Он с треском распахнул дверцу холодильника.
– Ничего! – констатировал он. – Это момент подведения итогов. В юности мне было нечего жрать, и сейчас, когда я зарабатываю приличные деньги, тоже нечего.
– Это же не твоя квартира.
– Какая разница? – Иванов подошел к перегородке и шарахнул по ней кулаком. – Лёня! Я знаю, ты всё равно не спишь!
Еврей вышел в трусах, заспанный и злой.
– Как вы с Серегой меня задолбали! Я скоро все руки отобью о ваши морды.
– Лёня, у тебя есть что пожрать? Я знаю, у тебя должна быть заначка.
– Ты что, с ума сошел?
– Не будь козлом, Лёня. Не будь уродом.
Ругаясь матом, еврей ушёл за перегородку.
– Почему ты пьешь с евреями, если ты националист? – спросила Яна.
– Лёня – нормальный человек. Только он тоже родился не в том месте.
– Мы все родились в одном месте, – раздраженно сказала Яна. – Это место называется жопа.
– Это место называется Россия, – отрезал писатель Иванов. – И я, например, не считаю, что родился в жопе. Я родился в центре Москвы. Хотя через все экономические трудности я прошел вместе со своей страной. Не так давно я жил на двести долларов в месяц.
Яна сделала героическую попытку не рассмеяться.
– У меня сломался компьютер. Я полгода не мог ни писать, ни печатать. Ты не представляешь, что это такое.
– Конечно, – кивнула Яна. – Где уж мне понять, что такое в московской квартире нищенствовать на двести долларов. Я ведь в общежитии роскошествую на двести рублей стипендии.
Повисло молчание, омерзительное, как паутина под потолком. Или вкус водки.
– Тебе нужно найти богатого мужа, – подвел итог писатель.
– Не нужно.
– Да тебе просто не предлагали много денег.
– Предлагали. Только они мне не нравятся.
– Деньги?
– Богатые мужики. Они все козлы. Все уроды. Мне не нужны богатые мужики. Мне нужен богатый жизненный опят. С его помощью вполне можно обойтись без богатых мужиков.
– Зачем тебе опыт? Зачем ты пытаешься казаться старше, чем есть? Тебе надо быть молодой, носить синие джинсы…
– Ничего мне не надо.
– Тебе надо чего-то бояться. Женщина обязательно должна чего-нибудь бояться. Чего ты больше всего на свете боишься?
– Ничего, – ответила Яна. Писатель плеснул в стакан остатки водки.
– Я связался с блядью, которой было двадцать лет. Я к тому времени уже сидел в одной ёбаной редакции, брал взятки и печатал всяких уродов, которые без взяток напечататься не могли. У меня были бабки, я ей оплатил два семестра учебы в ее поганом экономическом институте. Мне все друзья говорили, что это педофилия, и чтобы я нашёл себе нормальную тридцатилетнюю бабу. Но это, бля, была любовь, поэтому теперь я бухаю
– Это не главное в жизни, – устало заметила Яна.
– А что для тебя главное?
– Так, фигня. Картинки рисовать.
– Вот ты себе накручиваешь что-то, – злобно сказал Иванов, – а на самом деле ты – обыкновенная баба. И ты обязана это осознать!
– Что такое баба?
– Баба… ну, это, в общем, существо, которое должно быть рядом с мужчиной.

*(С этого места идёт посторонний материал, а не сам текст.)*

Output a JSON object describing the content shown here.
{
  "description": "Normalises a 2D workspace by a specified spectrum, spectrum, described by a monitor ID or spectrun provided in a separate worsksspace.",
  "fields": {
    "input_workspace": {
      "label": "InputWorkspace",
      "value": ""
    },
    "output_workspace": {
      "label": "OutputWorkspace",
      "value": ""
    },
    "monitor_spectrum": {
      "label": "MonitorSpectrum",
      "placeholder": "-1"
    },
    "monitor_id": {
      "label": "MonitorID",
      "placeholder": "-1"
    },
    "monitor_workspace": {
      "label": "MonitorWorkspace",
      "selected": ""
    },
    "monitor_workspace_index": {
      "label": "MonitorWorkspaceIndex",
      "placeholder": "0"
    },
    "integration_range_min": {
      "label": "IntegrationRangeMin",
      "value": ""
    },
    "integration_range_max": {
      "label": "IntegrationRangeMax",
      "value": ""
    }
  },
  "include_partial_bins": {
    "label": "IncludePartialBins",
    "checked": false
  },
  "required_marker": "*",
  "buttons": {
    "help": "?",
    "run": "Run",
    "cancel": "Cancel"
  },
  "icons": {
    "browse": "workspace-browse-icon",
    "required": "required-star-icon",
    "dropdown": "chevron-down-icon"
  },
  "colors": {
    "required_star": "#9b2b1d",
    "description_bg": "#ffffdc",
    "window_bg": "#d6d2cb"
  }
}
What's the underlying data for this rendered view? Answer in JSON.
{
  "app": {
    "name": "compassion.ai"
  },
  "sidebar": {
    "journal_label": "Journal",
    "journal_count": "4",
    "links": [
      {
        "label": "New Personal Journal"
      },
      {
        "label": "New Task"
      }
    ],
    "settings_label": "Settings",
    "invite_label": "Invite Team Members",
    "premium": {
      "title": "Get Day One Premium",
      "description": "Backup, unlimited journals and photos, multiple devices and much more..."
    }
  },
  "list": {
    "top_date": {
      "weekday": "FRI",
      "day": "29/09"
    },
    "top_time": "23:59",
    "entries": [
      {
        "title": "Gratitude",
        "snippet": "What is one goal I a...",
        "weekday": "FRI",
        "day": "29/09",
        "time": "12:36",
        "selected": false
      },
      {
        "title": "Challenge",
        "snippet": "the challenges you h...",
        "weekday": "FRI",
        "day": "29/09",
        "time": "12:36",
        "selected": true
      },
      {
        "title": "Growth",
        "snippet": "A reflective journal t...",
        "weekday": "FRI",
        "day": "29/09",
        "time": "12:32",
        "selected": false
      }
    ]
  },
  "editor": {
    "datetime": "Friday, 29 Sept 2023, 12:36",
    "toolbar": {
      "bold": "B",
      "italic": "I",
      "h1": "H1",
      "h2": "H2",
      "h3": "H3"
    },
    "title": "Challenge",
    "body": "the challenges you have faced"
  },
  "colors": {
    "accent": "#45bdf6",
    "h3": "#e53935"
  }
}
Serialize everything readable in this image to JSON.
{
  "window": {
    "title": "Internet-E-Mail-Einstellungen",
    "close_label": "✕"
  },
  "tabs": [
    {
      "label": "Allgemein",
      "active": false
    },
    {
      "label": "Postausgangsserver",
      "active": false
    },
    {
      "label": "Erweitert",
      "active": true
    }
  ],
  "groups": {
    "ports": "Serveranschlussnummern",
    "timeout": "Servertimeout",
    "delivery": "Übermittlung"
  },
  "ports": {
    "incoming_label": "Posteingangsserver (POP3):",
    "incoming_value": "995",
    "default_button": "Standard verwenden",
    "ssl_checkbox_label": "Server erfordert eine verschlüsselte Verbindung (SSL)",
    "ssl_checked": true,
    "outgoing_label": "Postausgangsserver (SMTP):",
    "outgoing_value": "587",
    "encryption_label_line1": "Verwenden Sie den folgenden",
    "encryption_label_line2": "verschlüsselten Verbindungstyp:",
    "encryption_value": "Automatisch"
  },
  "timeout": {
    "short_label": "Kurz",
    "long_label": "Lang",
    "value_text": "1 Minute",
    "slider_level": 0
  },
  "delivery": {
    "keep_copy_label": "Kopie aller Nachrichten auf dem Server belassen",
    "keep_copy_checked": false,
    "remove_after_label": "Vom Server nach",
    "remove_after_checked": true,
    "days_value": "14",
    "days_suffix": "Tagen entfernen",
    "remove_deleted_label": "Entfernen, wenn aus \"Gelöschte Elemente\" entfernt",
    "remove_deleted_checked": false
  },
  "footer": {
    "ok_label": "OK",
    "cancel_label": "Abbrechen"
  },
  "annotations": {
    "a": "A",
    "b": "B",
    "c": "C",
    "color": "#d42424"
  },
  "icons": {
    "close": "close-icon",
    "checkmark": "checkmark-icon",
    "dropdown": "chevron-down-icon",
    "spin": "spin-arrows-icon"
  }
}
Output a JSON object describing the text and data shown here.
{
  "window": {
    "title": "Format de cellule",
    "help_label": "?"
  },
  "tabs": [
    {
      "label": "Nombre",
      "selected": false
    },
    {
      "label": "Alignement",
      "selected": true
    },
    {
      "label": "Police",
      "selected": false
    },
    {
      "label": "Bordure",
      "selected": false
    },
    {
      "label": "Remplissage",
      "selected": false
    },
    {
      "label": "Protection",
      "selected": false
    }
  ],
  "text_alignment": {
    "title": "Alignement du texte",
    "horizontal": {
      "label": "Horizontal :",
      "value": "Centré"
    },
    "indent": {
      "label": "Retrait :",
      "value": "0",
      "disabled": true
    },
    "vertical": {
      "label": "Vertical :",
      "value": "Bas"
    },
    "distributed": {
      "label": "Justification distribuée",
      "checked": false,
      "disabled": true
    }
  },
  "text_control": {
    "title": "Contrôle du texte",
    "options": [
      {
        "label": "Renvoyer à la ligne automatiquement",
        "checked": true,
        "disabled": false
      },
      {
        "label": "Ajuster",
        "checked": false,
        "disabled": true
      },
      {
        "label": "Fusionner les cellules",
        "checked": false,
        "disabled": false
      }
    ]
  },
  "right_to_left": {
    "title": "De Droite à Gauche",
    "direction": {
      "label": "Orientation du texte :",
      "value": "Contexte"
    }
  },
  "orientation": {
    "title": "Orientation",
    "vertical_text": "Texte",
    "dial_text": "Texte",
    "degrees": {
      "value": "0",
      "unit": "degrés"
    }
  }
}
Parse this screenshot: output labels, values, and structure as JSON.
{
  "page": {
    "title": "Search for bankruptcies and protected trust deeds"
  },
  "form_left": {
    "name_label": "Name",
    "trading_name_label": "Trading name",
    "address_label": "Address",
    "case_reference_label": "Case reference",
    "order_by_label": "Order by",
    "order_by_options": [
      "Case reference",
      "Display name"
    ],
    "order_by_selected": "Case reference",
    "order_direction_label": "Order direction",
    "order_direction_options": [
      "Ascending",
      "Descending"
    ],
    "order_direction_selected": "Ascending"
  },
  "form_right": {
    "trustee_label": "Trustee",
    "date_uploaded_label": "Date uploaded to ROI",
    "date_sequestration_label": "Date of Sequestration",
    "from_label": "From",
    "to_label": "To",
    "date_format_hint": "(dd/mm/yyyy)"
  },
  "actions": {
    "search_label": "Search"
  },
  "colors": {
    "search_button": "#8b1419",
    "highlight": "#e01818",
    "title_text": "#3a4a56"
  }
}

– А если я не хочу быть рядом с мужчиной?
Писатель встал и подошёл к холодильнику.
– Слушай, ты… ты правда… гомосексуалистка?
– Выходит, что так.
– Это неправильно, – писатель схватился за ручку холодильника, чтобы не упасть.
– Если судить по-твоему, то, конечно, нет. Отсюда можно позвонить?
– Звони. Лёня не спит, но ему по фиг.
Из-за перегородки вышел еврей в трусах и заорал благим матом:
– Cколько раз тебе говорить, идиот, что я сплю?! Сплю! Сплю!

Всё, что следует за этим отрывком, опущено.